In the shadow of his father’s brutal murder, John Rollin Ridge became a fugitive, a poet, and America’s frst Native novelist—crafting vengeance into verse and fiction that echoes to this day.

In the early morning hours of June 22, 1839, a group of men—presumed agents of Cherokee Principal Chief John Ross burst into the home of John Ridge. The attackers pulled John Ridge from his bed, drug him outside his home, and in full view of his wife Sarah and their children, stabbed him some twenty-nine times. One of the children watching their father killed was twelve-year old John Rollin Ridge, the eldest son. For Rollin, as he was familiarly known in his family, this horrendous scene affected the rest of his life.

In the immediate aftermath of the slaying, on July 1, 1839, Sarah Ridge brought her seven children from the family home near Honey Creek in the northeastern corner of Indian Territory to the relative safety of Fayetteville in the newly minted state of Arkansas, established in 1836. Fayetteville, founded in 1828 when Arkansas was still a territory, was barely a decade old itself and just thirty miles from the western frontier of the United States.

Sarah Ridge moved her family into an existing dogtrot home on what is now West Center Street in Fayetteville, and even though distraught herself, the grieving widow seems to have tried to establish a sense of normalcy for herself and her children by continuing their education right away.
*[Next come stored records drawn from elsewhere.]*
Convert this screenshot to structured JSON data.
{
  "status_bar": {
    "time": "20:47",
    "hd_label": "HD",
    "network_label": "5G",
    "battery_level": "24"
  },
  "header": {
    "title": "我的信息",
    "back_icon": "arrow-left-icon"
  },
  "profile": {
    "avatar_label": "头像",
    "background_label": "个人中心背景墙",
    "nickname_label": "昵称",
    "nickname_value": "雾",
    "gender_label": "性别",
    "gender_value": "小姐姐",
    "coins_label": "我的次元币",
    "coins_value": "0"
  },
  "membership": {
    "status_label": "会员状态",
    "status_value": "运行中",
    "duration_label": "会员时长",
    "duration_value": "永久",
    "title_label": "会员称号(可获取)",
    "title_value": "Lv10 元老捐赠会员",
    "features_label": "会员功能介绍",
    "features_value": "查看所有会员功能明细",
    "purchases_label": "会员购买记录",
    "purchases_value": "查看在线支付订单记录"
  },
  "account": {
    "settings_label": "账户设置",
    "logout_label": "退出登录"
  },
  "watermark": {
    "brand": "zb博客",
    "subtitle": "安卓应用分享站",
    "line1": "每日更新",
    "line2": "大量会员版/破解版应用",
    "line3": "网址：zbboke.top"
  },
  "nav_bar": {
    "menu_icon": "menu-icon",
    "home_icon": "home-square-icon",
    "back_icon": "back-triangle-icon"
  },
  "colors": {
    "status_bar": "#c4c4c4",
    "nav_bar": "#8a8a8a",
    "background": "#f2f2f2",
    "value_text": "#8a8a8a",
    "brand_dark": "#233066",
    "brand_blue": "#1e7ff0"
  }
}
Education had always been a priority of the Ridge family, and when still living in Georgia before the relocation, the children had attended a school run by educator Sophia Sawyer. Sawyer lived with the Ridges and accompanied them to Indian Territory where she had also established a small school. In Fayetteville, she quickly started a school which the Ridges and other local children attended. This school was the Fayetteville Female Seminary, and it would become one of the best known and influential institutions of learning in the town and state. Sawyer also allowed boys to attend daytime classes and John Rollin Ridge was, as he had been back in Georgia, one of the students at her school. Rollin also attended a male seminary in town conducted by Reverend William Scull, an Episcopal minister.

Around 1842, Mrs. Ridge moved the family to Osage Prairie, now  Bentonville, in Benton County. This was about the time she sent Rollin back east to continue his studies. From this time until 1843 or early 1844, Rollin lived and studied in Great Barrington, Massachusetts, near his mother’s family in Connecticut, and received a classical education at the Great Barrington Academy there.

Later in 1844, Rollin was back in Arkansas where he attended classes at Cephas Washburn’s Far West Seminary in Mt. Comfort, a few miles northwest of Fayetteville. He studied there until the Summer of 1845, and by 1846, he was studying law—possibly under the tutelage of early Fayetteville settler and attorney, A. M. Wilson, who often represented the Cherokee in legal matters.

In 1847, Rollin, who was beginning to write poetry under the name Yellow Bird (the translation of his Cherokee name Chee-quat-a-law-ny), married Elizabeth Adelaide Wilson in Indian Territory. They moved to the farm Rollin had bought back in Honey Creek the previous year. Little is known of Elizabeth’s background other than that she originally came from Tennessee. The following year, the Ridge’s daughter, Alice Bird, was born.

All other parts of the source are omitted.